かなり長いこと、具体的に言えば15年以上もの間、私は株式投資に前のめりにはなれなかった。勿論、小さいな波はあったし、またリーマン・ショックの直後のような時は、所謂「リスク資産がすべて割安すぎる」という感覚から「買い」だと思ったことはあったが、基本的には「弱気の中の強気」の域を出ることは殆ど無かった。

 

ただその私をして「株は今が買い」と言えるわけは、長いこと資産運用ビジネスに関わってきて、何度かしか経験したことが無い「未来へのワクワク感」があるからだ。「今」と言っても、それは今来週中とか、この数か月というような短い単位の話では無く、もっと長いタームの話だ。

 

90年バブルの時は、実は「未来へのワクワク感」など無く、ただ「上がるから買う、買うから上がる」という世界の中に放り込まれてファンドマネージャーを務めていただけ。

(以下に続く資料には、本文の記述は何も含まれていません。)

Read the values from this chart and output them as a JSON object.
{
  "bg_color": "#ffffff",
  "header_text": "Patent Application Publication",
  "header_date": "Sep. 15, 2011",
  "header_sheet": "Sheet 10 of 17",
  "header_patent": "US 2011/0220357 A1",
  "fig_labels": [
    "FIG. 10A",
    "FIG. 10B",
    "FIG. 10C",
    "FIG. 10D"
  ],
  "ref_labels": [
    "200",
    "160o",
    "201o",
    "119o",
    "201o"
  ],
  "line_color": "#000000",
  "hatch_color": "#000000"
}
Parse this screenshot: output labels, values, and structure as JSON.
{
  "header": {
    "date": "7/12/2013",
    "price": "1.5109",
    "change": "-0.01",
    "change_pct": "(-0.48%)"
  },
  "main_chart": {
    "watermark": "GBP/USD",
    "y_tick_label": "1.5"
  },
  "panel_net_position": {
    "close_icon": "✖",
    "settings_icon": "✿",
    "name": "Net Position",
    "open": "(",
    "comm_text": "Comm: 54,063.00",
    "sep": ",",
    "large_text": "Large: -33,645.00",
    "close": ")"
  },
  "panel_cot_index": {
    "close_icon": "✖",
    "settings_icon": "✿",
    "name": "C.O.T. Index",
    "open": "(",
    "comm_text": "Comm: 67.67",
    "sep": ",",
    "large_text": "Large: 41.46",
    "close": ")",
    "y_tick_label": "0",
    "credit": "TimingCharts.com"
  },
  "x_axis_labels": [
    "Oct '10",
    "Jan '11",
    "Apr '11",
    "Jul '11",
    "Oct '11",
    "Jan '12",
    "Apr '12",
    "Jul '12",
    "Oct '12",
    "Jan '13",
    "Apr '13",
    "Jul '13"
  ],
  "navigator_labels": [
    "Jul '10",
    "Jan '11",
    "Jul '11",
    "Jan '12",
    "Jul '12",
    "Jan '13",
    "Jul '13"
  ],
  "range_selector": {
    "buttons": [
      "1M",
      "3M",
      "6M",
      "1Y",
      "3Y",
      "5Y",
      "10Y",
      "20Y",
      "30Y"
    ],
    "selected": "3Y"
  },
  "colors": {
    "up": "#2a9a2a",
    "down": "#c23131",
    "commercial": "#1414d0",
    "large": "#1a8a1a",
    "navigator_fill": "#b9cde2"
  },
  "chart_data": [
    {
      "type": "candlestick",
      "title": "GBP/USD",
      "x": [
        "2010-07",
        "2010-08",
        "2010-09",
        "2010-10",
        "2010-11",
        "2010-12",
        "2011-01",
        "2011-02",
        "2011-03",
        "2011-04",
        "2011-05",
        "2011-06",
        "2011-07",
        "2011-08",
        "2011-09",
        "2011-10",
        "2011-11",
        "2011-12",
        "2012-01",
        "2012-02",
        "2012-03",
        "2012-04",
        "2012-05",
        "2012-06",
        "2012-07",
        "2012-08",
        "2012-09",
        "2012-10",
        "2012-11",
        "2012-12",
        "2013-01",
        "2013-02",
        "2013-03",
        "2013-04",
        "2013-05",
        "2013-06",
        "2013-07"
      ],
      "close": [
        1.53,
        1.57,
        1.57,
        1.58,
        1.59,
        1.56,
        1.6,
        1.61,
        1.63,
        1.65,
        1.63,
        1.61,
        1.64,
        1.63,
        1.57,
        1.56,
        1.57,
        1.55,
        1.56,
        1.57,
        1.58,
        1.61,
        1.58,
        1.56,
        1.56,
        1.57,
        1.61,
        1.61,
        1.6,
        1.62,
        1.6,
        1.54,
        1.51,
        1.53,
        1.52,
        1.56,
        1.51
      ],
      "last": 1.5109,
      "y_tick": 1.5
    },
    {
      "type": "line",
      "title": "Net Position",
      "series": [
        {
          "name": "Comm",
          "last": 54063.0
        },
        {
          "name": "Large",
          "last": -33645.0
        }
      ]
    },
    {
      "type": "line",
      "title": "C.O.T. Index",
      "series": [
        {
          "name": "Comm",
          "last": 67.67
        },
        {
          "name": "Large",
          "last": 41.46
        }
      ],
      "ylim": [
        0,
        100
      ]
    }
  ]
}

当然その後、バブル崩壊が起こってしまった。

 

最初にワクワク感を感じたのはInternet ExplorerをバンドルしたWindows98がマイクロソフトから発売された頃だ。当然それ以前からインターネットは始まっていたが、それはパソコン通信の延長線上のようなものだった。でもやっとそれがマニアの間だけのものでなく、多くの普通の人が使うようなものとなり、実際に多くのWebページが誕生し、電子メールが始まり、また検索エンジンによって「これで百科事典は要らなくなるな」と知識を世界中から自由に得られるようになったなと思えた頃だ。地球上から「物理的な距離と、時差と、国境がなくる」と感じられた頃だ。

 

その流れは間違いないもので、やがて情報通信革命と呼ばれて世の中の仕組みそのものを大きく変えていった。携帯の登場やスマホの誕生などもその流れの延長線上だが、実は時々投資対象を探す作業に「飽き」を感じたし、出てくる新しい技術にもワクワク感は無く、「○○の延長線上のものだな」とか、「あの不具合や不満を解消しただけだな」という小さな変化に納まるようになった。職業として銘柄探しは延々と続いていたが・・・・。

 

その間にITバブルはやはり崩壊し、金融ショックや地政学的リスクなどと呼ばれるものの具現化で、株式市場は予想通り、何度も上下に大きく振らされた。でもその都度、2番煎じ、3番煎じのようなものに、大仰な理由をつけては「買いだ」と思うようにもしてきた。

 

しかし、Windows98の誕生から約20年が過ぎ、その延長線上にあるものに「飽き」を禁じ得ないで過ごした長い時が終わり、今、再びとても「未来へのワクワク感」を感じる流れが萌芽し始めていることを実感している。だから「株は今が買い」だと素直に思ってしまう。

 

それを裏付けるものが、次に掲げる3つの右肩上がりのビジネストレンドだ。

 

注目の3つの右肩上がりのビジネストレンド

  1. 自動車のCASE
  2. G
  3. エッジコンピューティングやIoT

 

 

3つのビジネストレンドを掲げたが、一番大きな流れは「自動車のCASE」かも知れない。だがこれらが全てゴールに辿り着く頃、人々の生活は現代と再び大きく変わっているだろう。Windows98が登場してからの20年間で起こったことのように。

 

高齢化社会や労働人口の減少などと言った先進国社会問題も、これらのテクノロジーとそこから出てくる派生的な産物で、多くのことが解消に向かうだろう。介護問題などもそのひとつだ。

 

CASEの四つの要素のうち、どれが一番最初にゴールに辿り着くかはまだ誰にも分からない。何故なら、自動車の装置/装備に要求されるクオリティーは、民生電気のようにトラブルが起こったり、プログラムにバグがあったりすれば、それは人命に関わるからだ。「再起動してください」と言うレベルの品質では駄目だからだ。

 

でも、こうした「未来へのワクワク感」がある時こそ、株式投資が面白くなり、投資で収益を大きく上げるチャンスだ。時間軸もかなり長いものになるだろう。

 

今もし現役でファンドマネージャーをしていたら、20年振りに訪れたこの「ワクワク感」に狂喜乱舞しながら、時間を忘れて投資活動をしていただろうにと、残念に思う今日この頃である。